The deadly California wildfires were exacerbated by “radical environmental groups” who have sought to reduce forest thinning, US Interior Department Secretary Ryan Zinke has said.

The Cabinet official in part blamed organisations who filed lawsuits in recent years to prevent certain forest management practices for the state's deadliest ever blaze.

Mr Zinke said the historic fires were the result of ‘“radical environmental groups that would rather burn down the entire forest than cut a single tree or thin the forest”.

“Yes, I do lay it on the feet,” of environmentalists, he added.

Remains of 79 victims have so far been recovered since the Camp Fire erupted earlier this month and largely obliterated the town of Paradise, a community of nearly 27,000 people. Fires in southern California have killed another three people.

Mr Zinke did not name specific groups, saying he did not want to finger point. He said other variables, such as hotter temperatures, historic drought conditions, and plenty of dead and dying trees also were also to blame.

His comments Tuesday echoed an interview he gave to right-wing website Breitbart this week in which he supported Donald Trump’s theory - refuted by state officials and experts - that the wildfires were worsened by poor forest management practices.

“The president is absolutely right. This is as much about mismanagement over time,” he said. “I will lay this on the foot of those environmental radicals that have prevented us from managing the forests for years and, you know what, this is on them.”

Meanwhile, California firefighters are still attempting to gain control of several fires raging across the state, with heavy rains raising the risk of mudslides throughout the region.

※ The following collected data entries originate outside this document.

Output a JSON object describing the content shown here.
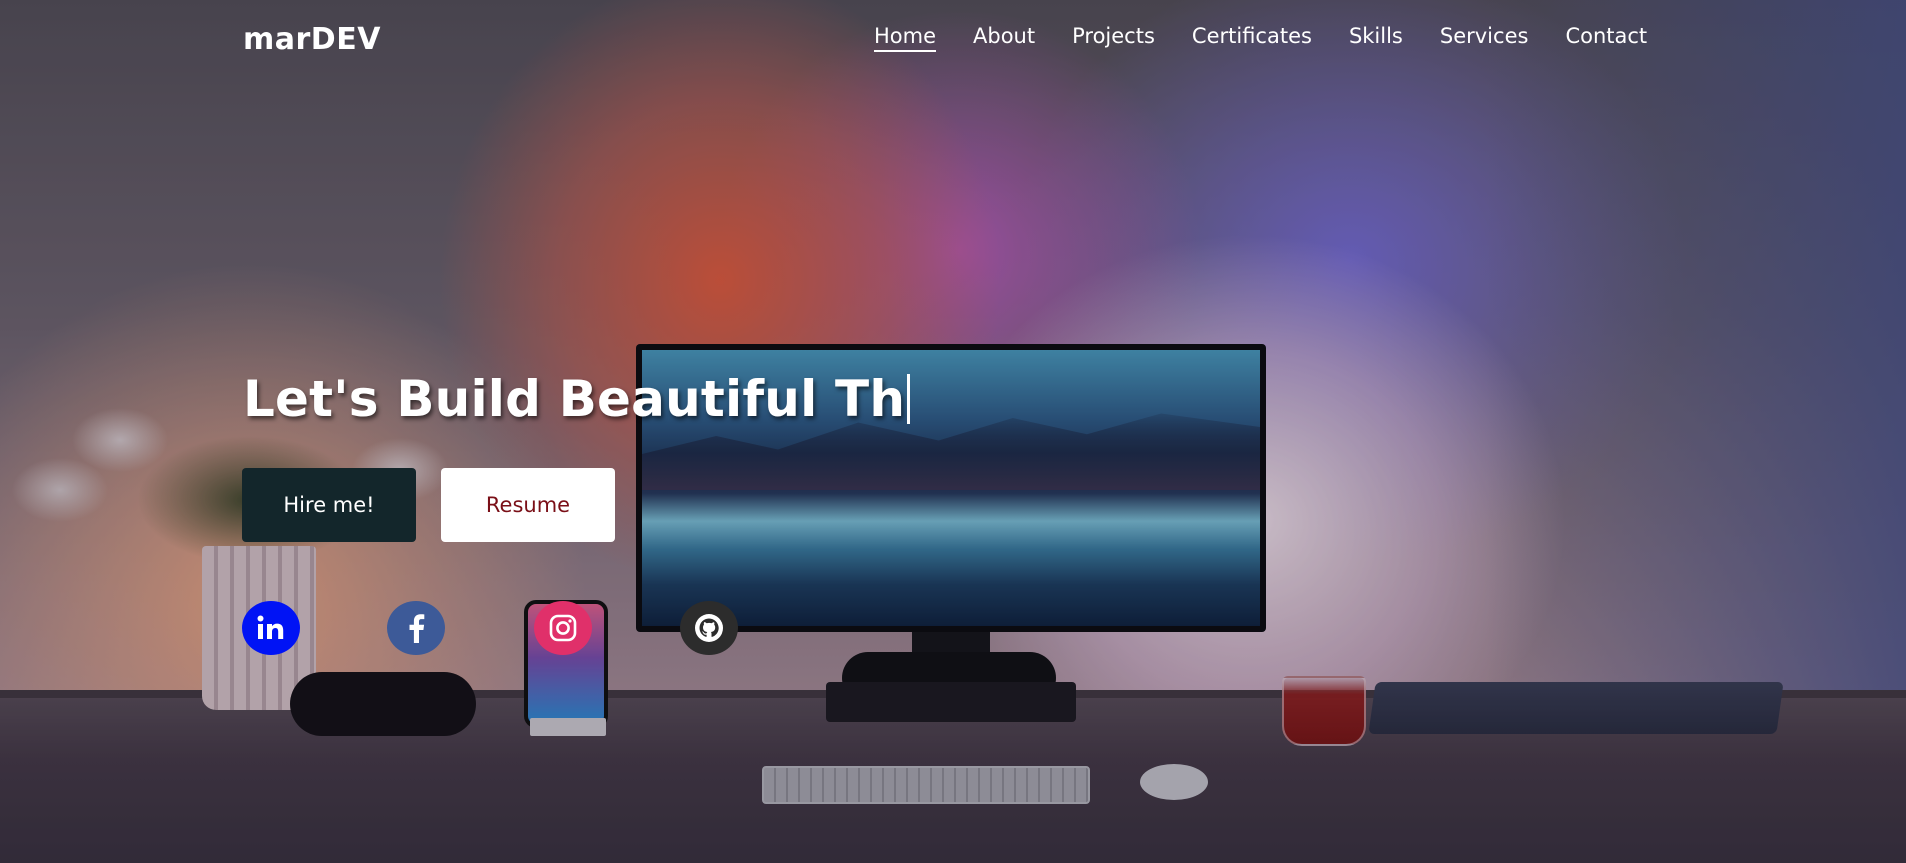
{
  "brand": {
    "name": "marDEV"
  },
  "nav": {
    "items": [
      {
        "label": "Home",
        "active": true
      },
      {
        "label": "About",
        "active": false
      },
      {
        "label": "Projects",
        "active": false
      },
      {
        "label": "Certificates",
        "active": false
      },
      {
        "label": "Skills",
        "active": false
      },
      {
        "label": "Services",
        "active": false
      },
      {
        "label": "Contact",
        "active": false
      }
    ]
  },
  "hero": {
    "typed_text": "Let's Build Beautiful Th",
    "buttons": {
      "hire_label": "Hire me!",
      "resume_label": "Resume"
    }
  },
  "social": {
    "items": [
      {
        "name": "linkedin-icon",
        "color": "#0013f5"
      },
      {
        "name": "facebook-icon",
        "color": "#3d5a98"
      },
      {
        "name": "instagram-icon",
        "color": "#e0306a"
      },
      {
        "name": "github-icon",
        "color": "#2c2c2c"
      }
    ]
  },
  "colors": {
    "hire_button_bg": "#13262b",
    "resume_text": "#7a0f17",
    "text": "#ffffff"
  }
}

State officials warned people to be alert to the risk of sudden flows of debris down the scorched, denuded slopes of the foothills of the Sierra Nevada mountains.

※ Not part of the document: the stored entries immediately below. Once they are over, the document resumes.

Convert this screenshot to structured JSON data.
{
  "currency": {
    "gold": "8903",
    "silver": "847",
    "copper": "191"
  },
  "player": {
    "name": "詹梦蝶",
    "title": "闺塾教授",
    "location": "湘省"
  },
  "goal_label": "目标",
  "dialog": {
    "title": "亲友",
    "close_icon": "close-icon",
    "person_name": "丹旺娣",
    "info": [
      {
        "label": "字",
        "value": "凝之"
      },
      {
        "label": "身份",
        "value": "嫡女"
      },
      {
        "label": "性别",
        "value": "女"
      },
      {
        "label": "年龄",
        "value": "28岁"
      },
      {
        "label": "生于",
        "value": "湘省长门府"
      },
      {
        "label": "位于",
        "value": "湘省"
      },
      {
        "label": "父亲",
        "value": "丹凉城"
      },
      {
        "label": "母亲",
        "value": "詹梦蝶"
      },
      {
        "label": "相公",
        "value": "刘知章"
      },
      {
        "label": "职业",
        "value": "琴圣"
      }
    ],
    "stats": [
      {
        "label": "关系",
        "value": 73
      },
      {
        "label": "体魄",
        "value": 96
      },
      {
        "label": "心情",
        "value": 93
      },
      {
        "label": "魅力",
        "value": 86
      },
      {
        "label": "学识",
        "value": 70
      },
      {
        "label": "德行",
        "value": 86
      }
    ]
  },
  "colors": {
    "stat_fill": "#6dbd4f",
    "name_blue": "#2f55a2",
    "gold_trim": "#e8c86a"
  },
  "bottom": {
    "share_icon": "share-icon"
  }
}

Smoke from the fires and poor air quality has lead to school closures, while flights in and out of San Francisco have experienced major delays and cancellations just before the Thanksgiving holiday.

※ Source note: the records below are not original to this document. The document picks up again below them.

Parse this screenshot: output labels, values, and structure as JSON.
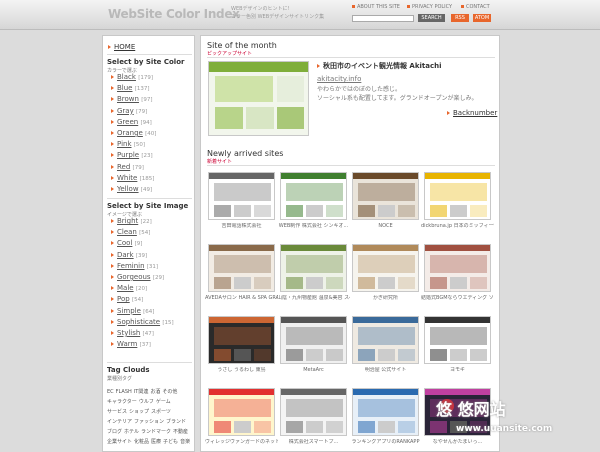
{
  "header": {
    "logo": "WebSite Color Index",
    "tagline1": "WEBデザインのヒントに!",
    "tagline2": "カラー色別 WEBデザインサイトリンク集",
    "nav": [
      "ABOUT THIS SITE",
      "PRIVACY POLICY",
      "CONTACT"
    ],
    "search_button": "SEARCH",
    "rss": "RSS",
    "atom": "ATOM"
  },
  "sidebar": {
    "home": "HOME",
    "color_heading": "Select by Site Color",
    "color_sub": "カラーで選ぶ",
    "colors": [
      {
        "label": "Black",
        "count": "[179]"
      },
      {
        "label": "Blue",
        "count": "[137]"
      },
      {
        "label": "Brown",
        "count": "[97]"
      },
      {
        "label": "Gray",
        "count": "[79]"
      },
      {
        "label": "Green",
        "count": "[94]"
      },
      {
        "label": "Orange",
        "count": "[40]"
      },
      {
        "label": "Pink",
        "count": "[50]"
      },
      {
        "label": "Purple",
        "count": "[23]"
      },
      {
        "label": "Red",
        "count": "[79]"
      },
      {
        "label": "White",
        "count": "[185]"
      },
      {
        "label": "Yellow",
        "count": "[49]"
      }
    ],
    "image_heading": "Select by Site Image",
    "image_sub": "イメージで選ぶ",
    "images": [
      {
        "label": "Bright",
        "count": "[22]"
      },
      {
        "label": "Clean",
        "count": "[54]"
      },
      {
        "label": "Cool",
        "count": "[9]"
      },
      {
        "label": "Dark",
        "count": "[39]"
      },
      {
        "label": "Feminin",
        "count": "[31]"
      },
      {
        "label": "Gorgeous",
        "count": "[29]"
      },
      {
        "label": "Male",
        "count": "[20]"
      },
      {
        "label": "Pop",
        "count": "[54]"
      },
      {
        "label": "Simple",
        "count": "[64]"
      },
      {
        "label": "Sophisticate",
        "count": "[15]"
      },
      {
        "label": "Stylish",
        "count": "[47]"
      },
      {
        "label": "Warm",
        "count": "[37]"
      }
    ],
    "tag_heading": "Tag Clouds",
    "tag_sub": "業種別タグ",
    "tags": [
      "EC",
      "FLASH",
      "IT関連",
      "お酒",
      "その他",
      "キャラクター",
      "ウルフ",
      "ゲーム",
      "サービス",
      "ショップ",
      "スポーツ",
      "インテリア",
      "ファッション",
      "ブランド",
      "ブログ",
      "ホテル",
      "ランドマーク",
      "不動産",
      "企業サイト",
      "化粧品",
      "医療",
      "子ども",
      "音楽"
    ]
  },
  "main": {
    "featured_heading": "Site of the month",
    "featured_sub": "ピックアップサイト",
    "featured_title": "秋田市のイベント観光情報 Akitachi",
    "featured_url": "akitacity.info",
    "featured_desc1": "やわらかではのぼのした感じ。",
    "featured_desc2": "ソーシャル系も配置してます。グランドオープンが楽しみ。",
    "back_number": "Backnumber",
    "new_heading": "Newly arrived sites",
    "new_sub": "新着サイト",
    "sites": [
      {
        "caption": "吉田電話株式会社",
        "bg": "#ffffff",
        "accent": "#666666",
        "dark": false
      },
      {
        "caption": "WEB制作 株式会社 シンキオ...",
        "bg": "#ffffff",
        "accent": "#3f7f2f",
        "dark": false
      },
      {
        "caption": "NOCE",
        "bg": "#eae4da",
        "accent": "#6a4a2a",
        "dark": false
      },
      {
        "caption": "dickbruna.jp 日本のミッフィー情報サイト",
        "bg": "#ffffff",
        "accent": "#e8b400",
        "dark": false
      },
      {
        "caption": "AVEDAサロン HAIR & SPA GRACE(グレイス)",
        "bg": "#f2ece4",
        "accent": "#8a6a4a",
        "dark": false
      },
      {
        "caption": "山陰・九州物産館 温泉&美容 スペシャルサイト",
        "bg": "#eef2e8",
        "accent": "#6a8a3a",
        "dark": false
      },
      {
        "caption": "かぎ研究所",
        "bg": "#f6f4ee",
        "accent": "#b08a5a",
        "dark": false
      },
      {
        "caption": "結婚式BGMならウエディング ソング.com",
        "bg": "#f4ece8",
        "accent": "#a05040",
        "dark": false
      },
      {
        "caption": "うさし うるわし 東島",
        "bg": "#2a2a2a",
        "accent": "#cc6633",
        "dark": true
      },
      {
        "caption": "MetaArc",
        "bg": "#f0f0f0",
        "accent": "#555555",
        "dark": false
      },
      {
        "caption": "明治屋 公式サイト",
        "bg": "#efeae2",
        "accent": "#3a6a9a",
        "dark": false
      },
      {
        "caption": "ヨモギ",
        "bg": "#ffffff",
        "accent": "#333333",
        "dark": false
      },
      {
        "caption": "ヴィレッジヴァンガードのネット通販",
        "bg": "#fff6cc",
        "accent": "#e23030",
        "dark": false
      },
      {
        "caption": "株式会社スマートブ...",
        "bg": "#f4f4f4",
        "accent": "#666666",
        "dark": false
      },
      {
        "caption": "ランキングアプリのRANKAPP",
        "bg": "#e8f0f8",
        "accent": "#2a6ab0",
        "dark": false
      },
      {
        "caption": "なやせんかたまいっ...",
        "bg": "#2a2438",
        "accent": "#c040a0",
        "dark": true
      }
    ]
  },
  "watermark": {
    "text": "悠 悠网站",
    "sub": "www.uuansite.com"
  }
}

“Although wildfire damage can be immeasurable, the danger is not over after the flames are put out,” the California Department of Forestry and Fire Protection (Cal Fire) said in a statement on Tuesday.

The remains of 79 victims have been recovered since the Camp Fire erupted on 8 November and largely obliterated the town of Paradise, a community of nearly 27,000 people about 175 miles (280 kilometres) north of San Francisco.

The Butte County Sheriff’s Office has tentatively identified 64 of the victims, while the missing persons list kept by the sheriff’s office still had 699 names on it as of Monday night.

That number has fluctuated dramatically in the past week, however, as additional people were reported missing and as others initially listed as unaccounted for either turned up alive or were identified among the dead.

As of early Tuesday, the fire had torched more than 151,000 acres of parched scrub and trees and incinerated about 12,000 homes, Cal Fire said.

Efforts to suppress the flames were likely to benefit from a storm expected to dump as much as 4 inches of rain north of San Francisco between late Tuesday and Friday.